The first category includes structures for which the location, height, structure, floor area ratio and building coverage ratio meet local urban planning and building regulations, but for which construction was carried out without first obtaining a construction license, even if the builder had the right to use the land. This can be corrected at a later date, making the construction legal.
The second category includes structures for which a building license has not been applied for in accordance with the Building Act (建築法), the Regulations for the Management of Buildings in Areas Not Covered by Urban Planning (實施都市計畫以外地區建築物管理辦法) or other regulations.
In practice, there are also other categories: “Old illegal structures” refer to those that existed prior to Feb. 10, 1958, in what was then called Taiwan Province; those built before 1963 in Taipei; and those built before Dec. 21, 1968, in Kaohsiung. When public construction projects are handled, these dates are used to determine whether a demolition fee or subsidy can be issued.
Taipei is also categorizing illegal structures built between 1964 and Aug. 1, 1977, as “existing illegal structures.” If they are not a threat to public safety, traffic, health, the urban landscape or urban planning, photographs are taken of them and they are entered into a registry for management and control, but are temporarily exempt from reporting and demolition.

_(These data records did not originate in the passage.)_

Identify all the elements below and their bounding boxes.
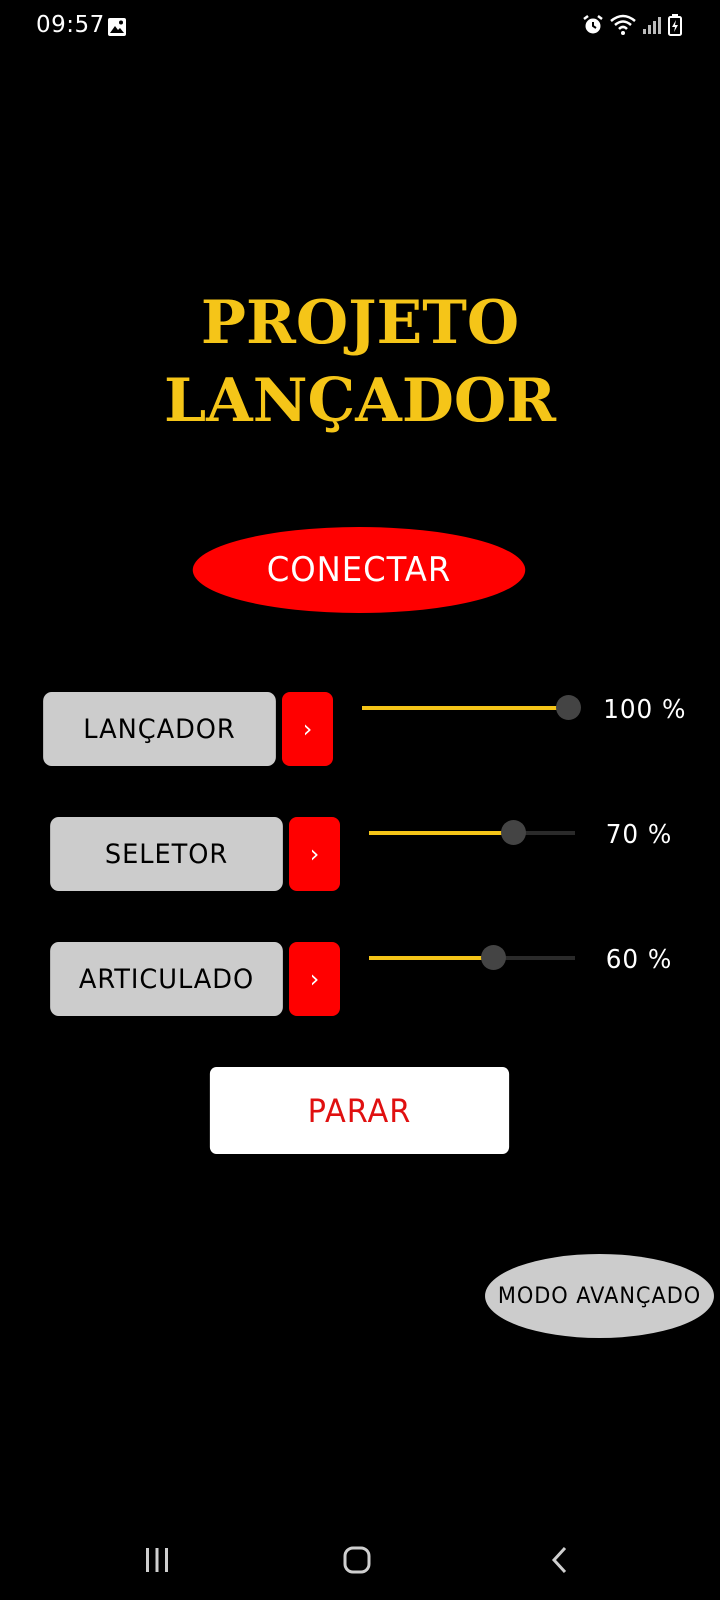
control-row: ARTICULADO › 60 % [44,942,720,1016]
slider-value: 70 % [605,820,673,850]
slider-thumb[interactable] [556,695,581,720]
connect-button[interactable]: CONECTAR [192,527,526,613]
slider-fill [369,831,514,835]
navigation-bar [0,1520,720,1600]
slider-value: 60 % [605,945,673,975]
chevron-right-icon[interactable]: › [289,817,340,891]
battery-charging-icon [668,14,682,40]
slider-track[interactable] [369,820,575,845]
status-time: 09:57 [36,12,105,38]
control-label-button[interactable]: ARTICULADO [50,942,283,1016]
title-line-2: LANÇADOR [163,366,557,436]
slider-value: 100 % [603,695,687,725]
chevron-right-icon[interactable]: › [282,692,333,766]
control-label-button[interactable]: LANÇADOR [43,692,276,766]
slider-track[interactable] [369,945,575,970]
gallery-icon [107,17,127,41]
chevron-right-icon[interactable]: › [289,942,340,1016]
stop-button[interactable]: PARAR [209,1067,510,1154]
alarm-icon [582,14,604,40]
control-row: LANÇADOR › 100 % [37,692,720,766]
slider-thumb[interactable] [480,945,506,970]
advanced-mode-button[interactable]: MODO AVANÇADO [485,1254,714,1338]
recent-apps-icon[interactable] [127,1538,187,1582]
slider-track[interactable] [362,695,581,720]
status-bar: 09:57 [0,0,720,56]
signal-icon [642,15,662,39]
slider-thumb[interactable] [501,820,527,845]
status-icons [582,14,682,40]
back-icon[interactable] [530,1538,590,1582]
home-icon[interactable] [327,1538,387,1582]
page-title: PROJETO LANÇADOR [0,284,720,440]
control-row: SELETOR › 70 % [44,817,720,891]
wifi-icon [610,14,636,40]
control-label-button[interactable]: SELETOR [50,817,283,891]
slider-fill [362,706,568,710]
slider-fill [369,956,493,960]
title-line-1: PROJETO [200,288,520,358]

Demolishing or relocating this kind of illegal structure in a public construction project also allows for a demolition or relocation fee or subsidy, but the amount is lower than for “old illegal structures.”
Structures completed prior to Jan. 10, 1992, in Taiwan Province also meet the Taiwan Province Standards for Determining the Demolition of Illegal Structures (臺灣省違章建築拆除認定基準). They were built without applying for a building license and their demolition can also be delayed.
Regulations for handling illegal structures at the local level also differ.
In Tainan, for example, demolition priority is given to illegal structures built prior to Dec. 24, 2010, for which “construction exceeding more than three floors has been added to a legally defined open space facing a road” or “construction on a rooftop has added more than three floors to a building” or for “a structure occupying a legally defined arcade so that there is less than 1.5m of free space from side to side and police have issued a fine without the issue being addressed.”
There have been media reports saying that both the Taipei and New Taipei City governments plan to tear down all illegal structures.
If these structures are demolished without considering their negative effects on public safety, traffic, health, the urban landscape or urban planning, there is a risk that priorities will be confused.
Is this really the right way to go about things?
Furthermore, is the government capable of tearing down all these illegal structures?
If buildings that are used for rental apartments are demolished, what would happen to the tenants? Would their rents not increase even more? Is there sufficient social housing to accommodate disadvantaged people?
Lee Ji-sheng is an assistant researcher in the Legislative Yuan’s Judiciary and Organic Laws and Statutes Committee.